Novel Mutational Changes Involved in Delayed Development of Dolutegravir Resistance in HIV-1 B and non-B Subtypes during in vitro Drug Selection
Maureen Oliveira*1, D Moisi1, R-I Ibanescu1, B Spira1, B Brenner1, T Fujiwara2, M Underwood3, and M Wainberg1
1McGill Univ AIDS Ctr, Montreal, Canada; 2Shionogi & Co Ltd, Osaka, Japan; and 3ViiV Hlthcare, NC, US
Background: Despite the superior genetic barrier of dolutegravir (DTG), the outcome of treatment with this second-generation integrase inhibitor remains unknown. In this study, clinical isolates of HIV-1 B and non-B subtypes were subjected to DTG pressure in vitro, to determine whether any subtype-specific mutational profiles might arise.
Methods: Viruses derived from clinical isolates of subtypes B, CRF2_AG, and C were cultured in cord blood mononuclear cells in the presence of DTG and elvitegravir (EGV). The drug concentration was increased gradually to permit the emergence of resistant variants. Viral RNA was extracted from cell culture supernatants and sequenced to reveal changes in the integrase gene. Cell-based phenotypic assays were performed to determine drug sensitivity.
Results: After 20 weeks, isolates selected with EGV adhered to established resistance pathways including mutations conferring high-level resistance. The concentrations of EGV attained were 2.5- to 50-fold higher relative to the EC50 than those obtained with DTG. After 20 weeks of DTG pressure, the R263K mutation arose in all subtype B isolates and 1 AG isolate. The G118R mutation, previously implicated in resistance to other integrase inhibitors, was found in 2 non-B subtypes. Additional changes occurred at positions 151,153, and 288. Genotypic analysis was repeated at week 37, even though further increases in DTG concentrations were minimal. In 1 subtype B virus, a mixture including 138 E/K was detected in addition to R263K. Another B variant displayed a combination of M50I, V151I, and R263K. In the non-B subtypes, the addition of the H51Y mutation was most prevalent. Single mutants containing either the R263K or G118R mutations conferred slight reductions in DTG drug susceptibility (approximately 1.6-fold). Other variants harboring 2 or more mutations displayed higher level resistance (2- to 9-fold).

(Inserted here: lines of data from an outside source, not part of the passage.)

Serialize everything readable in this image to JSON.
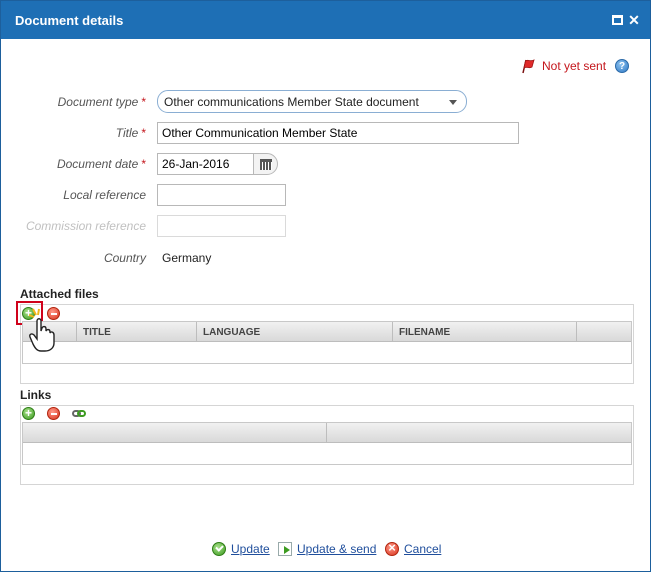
{
  "window": {
    "title": "Document details",
    "maximize_icon": "maximize-icon",
    "close_glyph": "✕"
  },
  "status": {
    "text": "Not yet sent",
    "icon": "red-flag-icon",
    "help_icon": "help-icon",
    "help_glyph": "?"
  },
  "form": {
    "document_type": {
      "label": "Document type",
      "required": "*",
      "value": "Other communications Member State document"
    },
    "title": {
      "label": "Title",
      "required": "*",
      "value": "Other Communication Member  State"
    },
    "document_date": {
      "label": "Document date",
      "required": "*",
      "value": "26-Jan-2016"
    },
    "local_reference": {
      "label": "Local reference",
      "value": ""
    },
    "commission_reference": {
      "label": "Commission reference",
      "value": ""
    },
    "country": {
      "label": "Country",
      "value": "Germany"
    }
  },
  "attached_files": {
    "title": "Attached files",
    "columns": [
      "",
      "TITLE",
      "LANGUAGE",
      "FILENAME",
      ""
    ],
    "rows": []
  },
  "links": {
    "title": "Links",
    "columns": [
      "",
      ""
    ],
    "rows": []
  },
  "footer": {
    "update": "Update",
    "update_send": "Update & send",
    "cancel": "Cancel"
  },
  "colors": {
    "titlebar": "#1e6fb5",
    "required": "#c4161c",
    "link": "#1f4e9c",
    "highlight": "#d0021b"
  }
}
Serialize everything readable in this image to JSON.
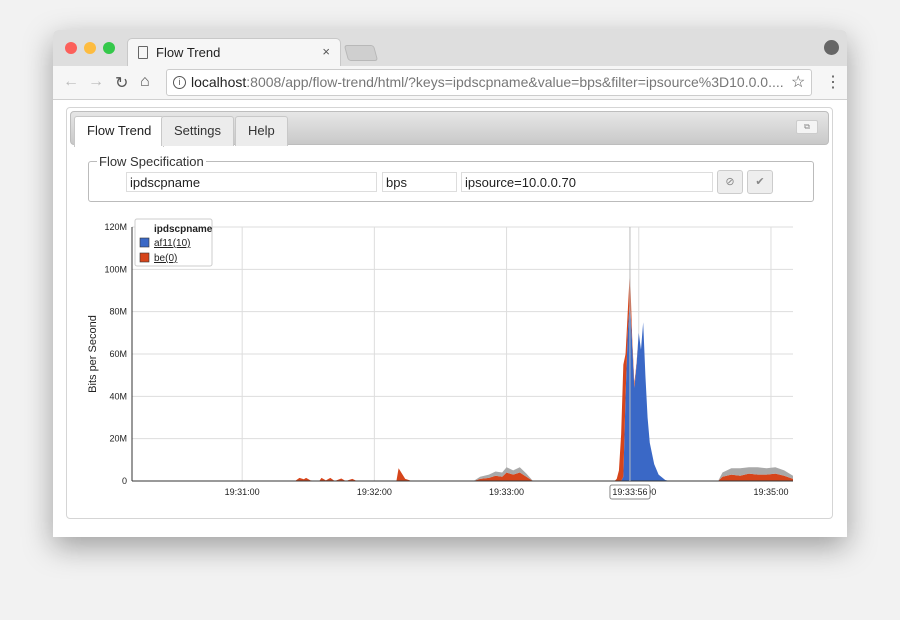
{
  "browser": {
    "tab_title": "Flow Trend",
    "tab_close": "×",
    "url_host": "localhost",
    "url_rest": ":8008/app/flow-trend/html/?keys=ipdscpname&value=bps&filter=ipsource%3D10.0.0....",
    "icons": [
      "back-icon",
      "forward-icon",
      "reload-icon",
      "home-icon",
      "info-icon",
      "star-icon",
      "menu-icon",
      "profile-icon"
    ]
  },
  "app": {
    "tabs": [
      {
        "label": "Flow Trend",
        "active": true
      },
      {
        "label": "Settings",
        "active": false
      },
      {
        "label": "Help",
        "active": false
      }
    ],
    "flow_spec": {
      "legend": "Flow Specification",
      "keys": "ipdscpname",
      "value": "bps",
      "filter": "ipsource=10.0.0.70"
    }
  },
  "chart_data": {
    "type": "area",
    "stacked": true,
    "ylabel": "Bits per Second",
    "xlabel": "",
    "ylim": [
      0,
      120000000
    ],
    "xlim": [
      "19:30:10",
      "19:35:10"
    ],
    "y_ticks": [
      "0",
      "20M",
      "40M",
      "60M",
      "80M",
      "100M",
      "120M"
    ],
    "x_ticks": [
      "19:31:00",
      "19:32:00",
      "19:33:00",
      "19:34:00",
      "19:35:00"
    ],
    "grid": true,
    "legend_title": "ipdscpname",
    "legend_position": "top-left",
    "cursor_time": "19:33:56",
    "x": [
      "19:30:10",
      "19:31:24",
      "19:31:26",
      "19:31:28",
      "19:31:29",
      "19:31:31",
      "19:31:35",
      "19:31:36",
      "19:31:38",
      "19:31:40",
      "19:31:42",
      "19:31:45",
      "19:31:47",
      "19:31:50",
      "19:31:52",
      "19:32:10",
      "19:32:11",
      "19:32:14",
      "19:32:17",
      "19:32:45",
      "19:32:48",
      "19:32:52",
      "19:32:55",
      "19:32:58",
      "19:33:00",
      "19:33:03",
      "19:33:06",
      "19:33:09",
      "19:33:12",
      "19:33:49",
      "19:33:50",
      "19:33:51",
      "19:33:52",
      "19:33:53",
      "19:33:54",
      "19:33:55",
      "19:33:56",
      "19:33:57",
      "19:33:58",
      "19:33:59",
      "19:34:00",
      "19:34:01",
      "19:34:02",
      "19:34:03",
      "19:34:04",
      "19:34:05",
      "19:34:07",
      "19:34:09",
      "19:34:12",
      "19:34:14",
      "19:34:36",
      "19:34:38",
      "19:34:42",
      "19:34:46",
      "19:34:50",
      "19:34:54",
      "19:34:58",
      "19:35:02",
      "19:35:06",
      "19:35:10"
    ],
    "series": [
      {
        "name": "af11(10)",
        "color": "#3a68c6",
        "values": [
          0,
          0,
          0,
          0,
          0,
          0,
          0,
          0,
          0,
          0,
          0,
          0,
          0,
          0,
          0,
          0,
          0,
          0,
          0,
          0,
          0,
          0,
          0,
          0,
          0,
          0,
          0,
          0,
          0,
          0,
          0,
          0,
          0,
          2000000,
          40000000,
          70000000,
          86000000,
          65000000,
          44000000,
          55000000,
          70000000,
          62000000,
          75000000,
          50000000,
          30000000,
          18000000,
          8000000,
          3000000,
          500000,
          0,
          0,
          0,
          0,
          0,
          0,
          0,
          0,
          0,
          0,
          0
        ]
      },
      {
        "name": "be(0)",
        "color": "#d6451b",
        "values": [
          0,
          0,
          1500000,
          800000,
          1500000,
          300000,
          0,
          1500000,
          300000,
          1500000,
          0,
          1200000,
          0,
          1000000,
          0,
          0,
          6000000,
          1000000,
          0,
          0,
          1000000,
          1500000,
          2500000,
          2000000,
          4000000,
          3000000,
          4000000,
          2000000,
          0,
          0,
          1000000,
          5000000,
          22000000,
          53000000,
          20000000,
          10000000,
          14000000,
          3000000,
          2000000,
          1000000,
          0,
          0,
          0,
          0,
          0,
          0,
          0,
          0,
          0,
          0,
          0,
          2000000,
          3000000,
          2500000,
          3500000,
          3000000,
          3000000,
          3500000,
          2500000,
          1000000
        ]
      },
      {
        "color": "#a9a9a9",
        "values": [
          0,
          0,
          0,
          0,
          0,
          0,
          0,
          0,
          0,
          0,
          0,
          0,
          0,
          0,
          0,
          0,
          0,
          0,
          0,
          0,
          1000000,
          1500000,
          2000000,
          2000000,
          2500000,
          2000000,
          2500000,
          1500000,
          0,
          0,
          0,
          0,
          0,
          0,
          0,
          0,
          0,
          0,
          0,
          0,
          0,
          0,
          0,
          0,
          0,
          0,
          0,
          0,
          0,
          0,
          0,
          2000000,
          3000000,
          3500000,
          3000000,
          3500000,
          3000000,
          3000000,
          2500000,
          1500000
        ]
      }
    ]
  }
}
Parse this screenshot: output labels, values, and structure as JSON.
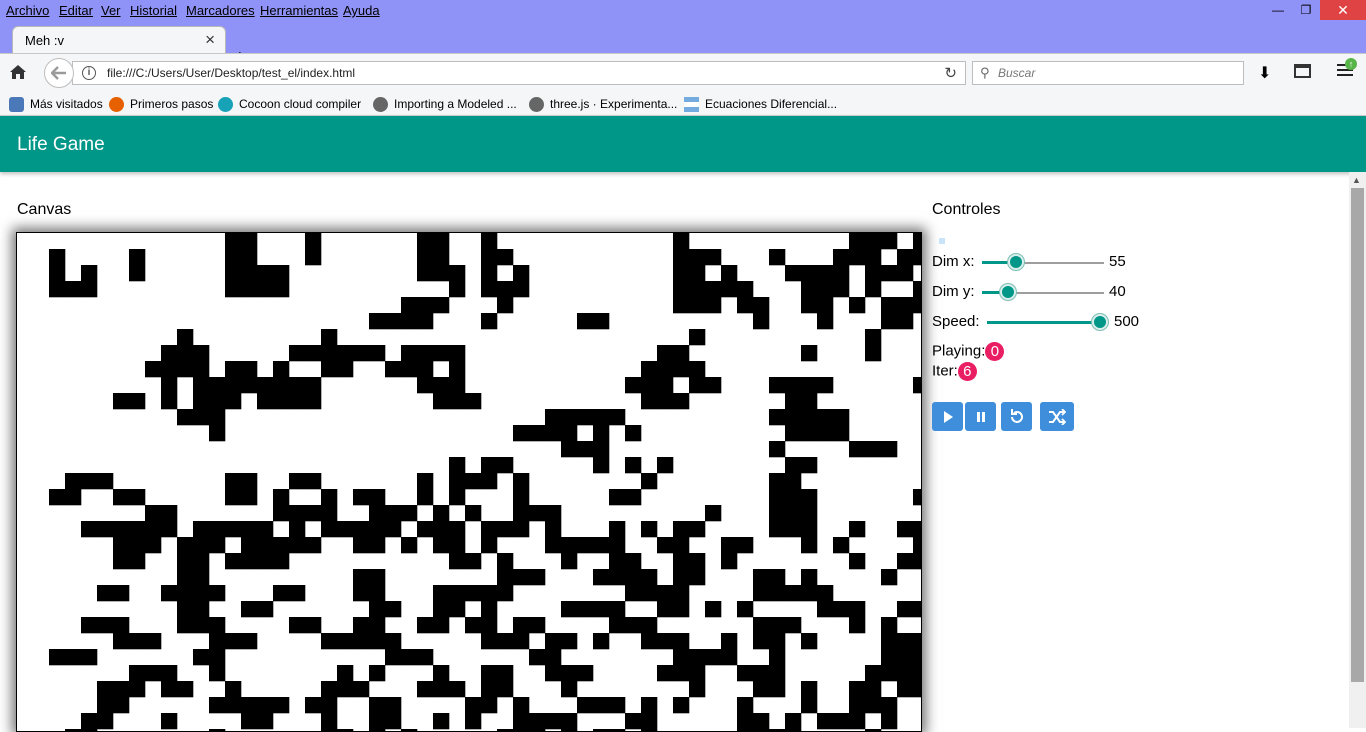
{
  "menu": [
    "Archivo",
    "Editar",
    "Ver",
    "Historial",
    "Marcadores",
    "Herramientas",
    "Ayuda"
  ],
  "tab": {
    "title": "Meh :v"
  },
  "address": {
    "url": "file:///C:/Users/User/Desktop/test_el/index.html"
  },
  "search": {
    "placeholder": "Buscar"
  },
  "bookmarks": [
    {
      "label": "Más visitados",
      "icon": "most-visited-icon",
      "color": "#4a78b8"
    },
    {
      "label": "Primeros pasos",
      "icon": "firefox-icon",
      "color": "#e66000"
    },
    {
      "label": "Cocoon cloud compiler",
      "icon": "cocoon-icon",
      "color": "#17a2b8"
    },
    {
      "label": "Importing a Modeled ...",
      "icon": "globe-icon",
      "color": "#666666"
    },
    {
      "label": "three.js · Experimenta...",
      "icon": "globe-icon",
      "color": "#666666"
    },
    {
      "label": "Ecuaciones Diferencial...",
      "icon": "flag-icon",
      "color": "#74acdf"
    }
  ],
  "app": {
    "title": "Life Game",
    "canvas_title": "Canvas",
    "controls_title": "Controles",
    "controls": {
      "dim_x": {
        "label": "Dim x:",
        "value": "55",
        "fraction": 0.29
      },
      "dim_y": {
        "label": "Dim y:",
        "value": "40",
        "fraction": 0.22
      },
      "speed": {
        "label": "Speed:",
        "value": "500",
        "fraction": 1.0
      }
    },
    "playing": {
      "label": "Playing:",
      "value": "0"
    },
    "iter": {
      "label": "Iter:",
      "value": "6"
    },
    "buttons": [
      "play-icon",
      "pause-icon",
      "reset-icon",
      "shuffle-icon"
    ]
  },
  "colors": {
    "accent": "#009688",
    "badge": "#e91e63",
    "button": "#3e8edb",
    "chrome": "#8f92f7"
  },
  "board": {
    "cell_rows": [
      ".............xx...x......xx..x...........x..........xxx.xxx.xxx..xx...",
      "..x....x.....xx...x......xx..xx..........xxx...x...xxx.xxx.xx.xxx.xxx.",
      "..x.x..x.....xxxx........xxx.x.x.........xx.x...xxxx.xxx.xxx.xxx..xx..",
      "..xxx........xxxx..........x.xxx.........xxxxx...xxx.x..xxx..xxxx...x.",
      "........................xxx...x..........xxx.xx..xx.x.xxx....xxx......",
      "......................xxxx...x.....xx.........x...x...xx...xx..xxx....",
      "..........x........x......................x..........x....x...xxx.....",
      ".........xxx.....xxxxxx.xxxx............xx.......x...x...x...xx.......",
      "........xxxx.xx.x..xx..xxx.x...........xxxx...............x...........",
      ".........x.xxxxxxxx......xxx..........xxx.xx...xxxx.....xxx.....xxx...",
      "......xx.x.xxx.xxxx.......xxx..........xxx......xx..........xxx..xx..",
      "..........xxx....................xxxxx.........xxxxx.....x...xx.....xx",
      "............x..................xxxx.x.x.........xxxx..........xx......",
      "..................................xxx..........x....xxx....xx.........",
      "...........................x.xx.....x.x.x.......xx...........x.x......",
      "...xxx.......xx..xx......x.xxx.x.......x.......xx...........xxxx......",
      "..xx..xx.....xx.x..x.xx..x.x...x.....xx........xxx......xxx.xxx.......",
      "........xx......xxxx..xxx.x.x..xxx.........x...xxx.........x..........",
      "....xxxxxx.xxxxx.x.xxxxx.xxx.xxx.x...x.x.xx....xxx..x..xx.xxxx....xxxx",
      "......xxx.xxx.xxxxx..xx.x.xx.x...xxxxx..xx..xx...x.x....x....xxx...x..",
      "......xx..xx.xxxx..........xx.x...x..xx..xx.x.......x..xxx...........",
      "..........xx.........xx.......xxx...xxxx.xx...xx.x....x..x...xx.......",
      ".....xx..xxxx...xx...xx...xxxxx.......xxxx....xxxxx.......xxxxxx.xx...",
      "..........xx..xx......xx..xx.x....xxxx..xx.x.x....xxx..xx...xxx.xx....",
      "....xxx...xxx....xx..xx..xx.xx.xx....xxx......xxx...x.x..xxxxx...xx...",
      "......xxx...xxx....xxxxx.....xxx.xx.x..xxx..x.xx.x....xxx..xx.xx......",
      "..xxx......xx..........xxx......xx.......xxxx..x......xxxxx.x...xx.x..",
      ".......xxx..x.......x.x...x..xx..xxx....xxx..xxx.....xxxxx..x..xx.....",
      ".....xxx.xx..x.....xxx...xxx.xx...x.......x...xx.x..xx.xx..xxx.....xx.",
      ".....xx.....xxxxx.xx..xx....xx.x...xxx.x.x...x...x..xxx...x.xxx.....x.",
      "....xx...x....xx...x..xx..x.x..xxxx...xx.....xx.x.xxx.x.....x...xxx...",
      "...xx.......x......xx.x.x.....xxx.x.xx.x.....xxxx....x.....xx....xx.x."
    ],
    "grid": {
      "rows": 31,
      "cols": 70
    }
  }
}
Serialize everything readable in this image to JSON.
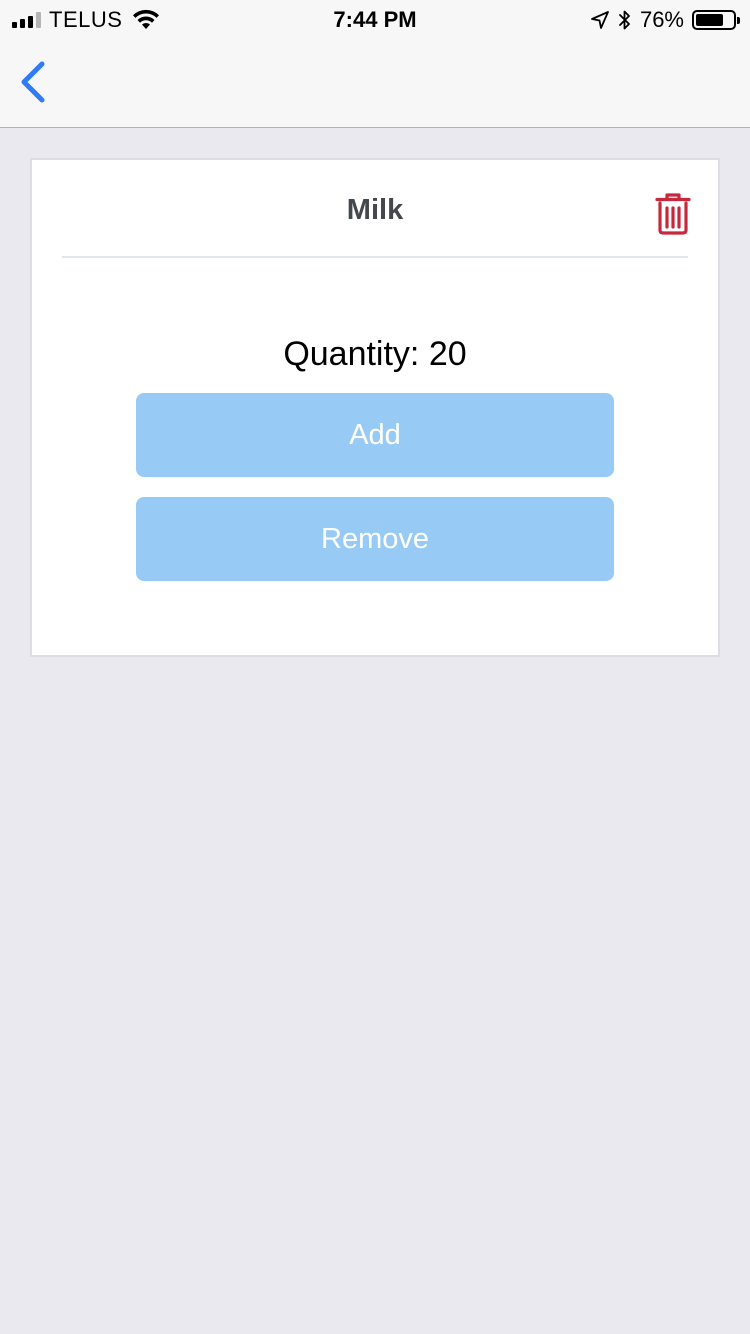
{
  "status_bar": {
    "carrier": "TELUS",
    "time": "7:44 PM",
    "battery_percent": "76%",
    "battery_level": 0.76,
    "icons": [
      "signal-icon",
      "wifi-icon",
      "location-arrow-icon",
      "bluetooth-icon",
      "battery-icon"
    ]
  },
  "nav": {
    "back_icon": "chevron-left-icon",
    "accent_color": "#2F7CF6"
  },
  "item": {
    "name": "Milk",
    "quantity_label": "Quantity:",
    "quantity_value": "20",
    "delete_icon": "trash-icon",
    "delete_color": "#C8283C"
  },
  "actions": {
    "add_label": "Add",
    "remove_label": "Remove",
    "button_color": "#97CBF5"
  }
}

Conclusions: This study confirms recent observations that the second-generation integrase inhibitor DTG possesses a high genetic barrier for the development of resistance mutations and that subtype differences may play a role in the resulting resistance profiles. In addition, we have observed novel mutational changes in both B and non-B subtypes, concomitant with unique patterns of DTG resistance. While viruses treated with EGV easily escaped drug pressure via predicted pathways, DTG pressure proved more difficult to overcome, resulting in a delayed response.